First, we hear about the Copenhagen zoo killing a healthy young giraffe, publicly dissecting it (in a crowd that included kids) and feeding it to lions. Now, less than two months later, the same zoo kills a group of lions.
The four lions were dispatched to make room for a new young male lion – and zoo officials are unapologetic. They argue that their mission is to preserve species not individuals. In the United States, zoo animals are given birth control if necessary to prevent unwanted offspring, but in European zoo circles, birth control is frowned upon as unnatural. Apparently, the culling of giraffes and lions, along with countless other species, is a more natural solution. Consequently, each year, thousands of “extra” zoo animals are euthanized in European countries to prevent inbreeding and make space for more desirable individuals.
Until the killing of Marius, the 18-month old giraffe, few in the public knew about this harsh policy of euthanizing perfectly healthy and often young animals in Europe.

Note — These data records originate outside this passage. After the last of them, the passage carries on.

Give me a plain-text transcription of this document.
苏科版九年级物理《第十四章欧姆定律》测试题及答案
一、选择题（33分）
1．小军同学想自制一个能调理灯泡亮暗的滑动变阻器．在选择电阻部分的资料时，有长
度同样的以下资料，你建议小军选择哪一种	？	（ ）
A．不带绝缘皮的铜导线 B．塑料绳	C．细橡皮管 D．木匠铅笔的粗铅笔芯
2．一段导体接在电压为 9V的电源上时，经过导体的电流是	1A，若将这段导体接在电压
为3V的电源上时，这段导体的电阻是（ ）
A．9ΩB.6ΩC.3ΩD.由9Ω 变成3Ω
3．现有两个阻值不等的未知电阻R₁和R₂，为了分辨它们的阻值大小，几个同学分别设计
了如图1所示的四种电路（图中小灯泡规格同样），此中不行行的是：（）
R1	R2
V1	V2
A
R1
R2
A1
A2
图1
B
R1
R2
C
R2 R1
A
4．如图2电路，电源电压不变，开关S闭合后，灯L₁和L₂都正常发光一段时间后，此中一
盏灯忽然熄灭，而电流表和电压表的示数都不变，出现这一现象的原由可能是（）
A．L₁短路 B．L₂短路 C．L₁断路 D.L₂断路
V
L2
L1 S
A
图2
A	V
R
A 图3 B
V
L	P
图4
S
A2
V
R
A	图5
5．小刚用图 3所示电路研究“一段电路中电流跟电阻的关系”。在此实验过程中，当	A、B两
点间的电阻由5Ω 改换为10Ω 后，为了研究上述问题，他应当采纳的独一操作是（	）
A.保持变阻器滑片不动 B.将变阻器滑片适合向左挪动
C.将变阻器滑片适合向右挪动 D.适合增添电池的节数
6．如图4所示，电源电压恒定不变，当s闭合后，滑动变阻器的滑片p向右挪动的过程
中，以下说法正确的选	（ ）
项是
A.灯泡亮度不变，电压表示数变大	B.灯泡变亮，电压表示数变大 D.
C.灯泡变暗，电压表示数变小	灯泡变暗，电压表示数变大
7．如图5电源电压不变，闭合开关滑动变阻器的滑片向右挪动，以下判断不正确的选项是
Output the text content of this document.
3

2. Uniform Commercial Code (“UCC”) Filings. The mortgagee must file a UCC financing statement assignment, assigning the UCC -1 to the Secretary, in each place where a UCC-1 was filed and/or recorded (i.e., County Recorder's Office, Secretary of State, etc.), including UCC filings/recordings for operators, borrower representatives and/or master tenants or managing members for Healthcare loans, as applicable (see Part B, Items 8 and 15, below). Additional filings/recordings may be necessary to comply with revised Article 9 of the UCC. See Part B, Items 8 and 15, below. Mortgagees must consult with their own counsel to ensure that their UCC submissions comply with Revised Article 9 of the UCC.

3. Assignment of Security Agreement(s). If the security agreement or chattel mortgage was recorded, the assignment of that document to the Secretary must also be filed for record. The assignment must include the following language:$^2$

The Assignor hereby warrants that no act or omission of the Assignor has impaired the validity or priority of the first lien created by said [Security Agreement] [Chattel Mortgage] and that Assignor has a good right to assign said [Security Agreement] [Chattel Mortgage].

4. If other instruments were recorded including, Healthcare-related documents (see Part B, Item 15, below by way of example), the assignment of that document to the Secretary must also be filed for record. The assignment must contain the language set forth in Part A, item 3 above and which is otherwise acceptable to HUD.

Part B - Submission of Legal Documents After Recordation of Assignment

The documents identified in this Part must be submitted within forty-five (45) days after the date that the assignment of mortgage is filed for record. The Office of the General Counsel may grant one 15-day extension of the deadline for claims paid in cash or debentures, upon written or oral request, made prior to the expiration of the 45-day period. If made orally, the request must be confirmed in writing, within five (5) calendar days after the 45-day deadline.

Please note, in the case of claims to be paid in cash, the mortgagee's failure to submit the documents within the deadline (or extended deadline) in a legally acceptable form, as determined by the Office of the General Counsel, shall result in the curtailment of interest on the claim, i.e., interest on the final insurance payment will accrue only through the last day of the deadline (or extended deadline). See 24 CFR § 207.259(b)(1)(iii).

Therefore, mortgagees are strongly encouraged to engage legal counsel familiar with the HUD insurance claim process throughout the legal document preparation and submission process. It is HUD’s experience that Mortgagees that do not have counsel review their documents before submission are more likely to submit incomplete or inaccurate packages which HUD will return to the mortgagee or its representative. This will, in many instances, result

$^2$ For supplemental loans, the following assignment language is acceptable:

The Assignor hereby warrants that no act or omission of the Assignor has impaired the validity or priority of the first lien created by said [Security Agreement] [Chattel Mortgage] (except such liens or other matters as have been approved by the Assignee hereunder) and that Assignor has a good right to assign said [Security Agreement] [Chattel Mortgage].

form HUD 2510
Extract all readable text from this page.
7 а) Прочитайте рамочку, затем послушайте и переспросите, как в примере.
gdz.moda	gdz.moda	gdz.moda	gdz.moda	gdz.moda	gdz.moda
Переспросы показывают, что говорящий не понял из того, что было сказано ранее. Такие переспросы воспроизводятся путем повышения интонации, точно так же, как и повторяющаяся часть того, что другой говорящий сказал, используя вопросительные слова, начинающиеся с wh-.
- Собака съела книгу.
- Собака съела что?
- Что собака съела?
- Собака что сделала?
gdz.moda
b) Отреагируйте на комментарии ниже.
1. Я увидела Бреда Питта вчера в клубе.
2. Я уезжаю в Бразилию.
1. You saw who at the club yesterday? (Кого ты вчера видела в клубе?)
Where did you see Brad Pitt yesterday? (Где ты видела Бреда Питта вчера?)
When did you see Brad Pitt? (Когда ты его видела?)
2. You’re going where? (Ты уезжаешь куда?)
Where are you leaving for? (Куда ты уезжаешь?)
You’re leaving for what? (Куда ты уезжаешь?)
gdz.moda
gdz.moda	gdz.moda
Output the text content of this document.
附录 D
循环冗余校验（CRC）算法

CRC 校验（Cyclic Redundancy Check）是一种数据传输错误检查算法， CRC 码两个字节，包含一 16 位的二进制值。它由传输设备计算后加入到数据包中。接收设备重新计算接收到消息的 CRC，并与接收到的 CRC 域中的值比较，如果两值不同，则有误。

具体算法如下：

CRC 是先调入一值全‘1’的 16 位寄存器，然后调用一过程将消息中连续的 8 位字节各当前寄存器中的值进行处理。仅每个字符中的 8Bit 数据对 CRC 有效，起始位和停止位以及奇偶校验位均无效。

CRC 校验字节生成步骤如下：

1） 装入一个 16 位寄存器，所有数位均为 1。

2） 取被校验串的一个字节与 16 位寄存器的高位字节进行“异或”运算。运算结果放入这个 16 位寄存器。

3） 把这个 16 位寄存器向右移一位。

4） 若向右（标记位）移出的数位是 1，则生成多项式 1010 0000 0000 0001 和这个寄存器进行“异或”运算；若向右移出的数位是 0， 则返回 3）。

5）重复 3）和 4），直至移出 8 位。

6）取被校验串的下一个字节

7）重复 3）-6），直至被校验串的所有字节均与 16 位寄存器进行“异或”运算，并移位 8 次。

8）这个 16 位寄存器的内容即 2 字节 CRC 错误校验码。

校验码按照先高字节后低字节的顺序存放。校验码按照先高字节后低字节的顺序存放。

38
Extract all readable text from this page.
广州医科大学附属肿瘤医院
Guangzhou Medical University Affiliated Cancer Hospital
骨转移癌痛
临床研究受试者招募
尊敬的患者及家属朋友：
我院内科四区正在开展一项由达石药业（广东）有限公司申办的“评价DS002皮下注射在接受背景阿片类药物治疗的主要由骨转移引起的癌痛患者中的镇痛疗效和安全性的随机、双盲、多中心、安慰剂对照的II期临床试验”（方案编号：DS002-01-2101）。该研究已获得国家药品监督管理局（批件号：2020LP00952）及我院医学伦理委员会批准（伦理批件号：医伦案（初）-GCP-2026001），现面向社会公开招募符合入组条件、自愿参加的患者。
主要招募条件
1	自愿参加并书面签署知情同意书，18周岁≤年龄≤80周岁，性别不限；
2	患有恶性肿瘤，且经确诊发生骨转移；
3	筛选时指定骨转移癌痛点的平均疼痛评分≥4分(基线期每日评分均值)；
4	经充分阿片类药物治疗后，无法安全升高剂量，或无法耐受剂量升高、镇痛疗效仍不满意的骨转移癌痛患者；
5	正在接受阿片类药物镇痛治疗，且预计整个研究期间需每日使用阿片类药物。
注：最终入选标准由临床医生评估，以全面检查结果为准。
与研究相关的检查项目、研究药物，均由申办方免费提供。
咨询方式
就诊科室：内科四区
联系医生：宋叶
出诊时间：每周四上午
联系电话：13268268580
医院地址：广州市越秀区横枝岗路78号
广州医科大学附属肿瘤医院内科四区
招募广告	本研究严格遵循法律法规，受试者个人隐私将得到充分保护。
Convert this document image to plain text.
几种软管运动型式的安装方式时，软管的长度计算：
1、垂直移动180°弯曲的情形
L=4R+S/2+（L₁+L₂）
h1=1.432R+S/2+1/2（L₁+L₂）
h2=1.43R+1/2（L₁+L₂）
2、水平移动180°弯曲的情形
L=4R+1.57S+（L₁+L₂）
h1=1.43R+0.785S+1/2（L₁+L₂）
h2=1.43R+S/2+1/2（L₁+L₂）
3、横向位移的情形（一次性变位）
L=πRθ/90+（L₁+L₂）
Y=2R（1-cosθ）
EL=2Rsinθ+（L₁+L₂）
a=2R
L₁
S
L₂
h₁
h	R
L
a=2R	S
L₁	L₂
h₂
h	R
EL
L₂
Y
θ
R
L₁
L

But now that it has come to our attention, we must clamor until it stops. Birth control is a perfectly viable option and, I think most people would agree, more humane and ethical.
The Humane Society in the United States, along with countless other community animal welfare groups around the world have worked very hard over the past decades to get the public to responsibly spay and neuter their pets, so that unwanted animals are not brought into the world only to be euthanized later for lack of space and resources. Personally, I feel this same practice should extend to all zoos – if the zoo does not have the resources or space to accommodate the next generation, then do not allow offspring to be born in the first place. Spay and neuter or provide birth control. Plain and simple. To do otherwise is barbaric and unethical.
This week’s cull has put the Copenhagen Zoo on the defensive again – as it should – and thus they released this comment to the media:
“Because of the pride of lions’ natural structure and behavior, the zoo has had to euthanize the two old lions and two young lions who were not old enough to fend for themselves…. Furthermore we couldn’t risk that the male lion mated with the old female as she was too old to be mated with again due to the fact that she would have difficulties with birth and parental care of another litter.”
The zoo added that the culling “may seem harsh, but in nature is necessary to ensure a strong pride of lions with the greatest chance of survival.”
Following the macabre killing of Marius this past February, the Copenhagen Zoo has faced protests and administrators have received numerous death threats. My guess is the protests are not only going to continue, they are going to grow in number. So maybe, it is time for the European Union to reexamine it’s policy about killing perfectly healthy animals in the name of science and species protection.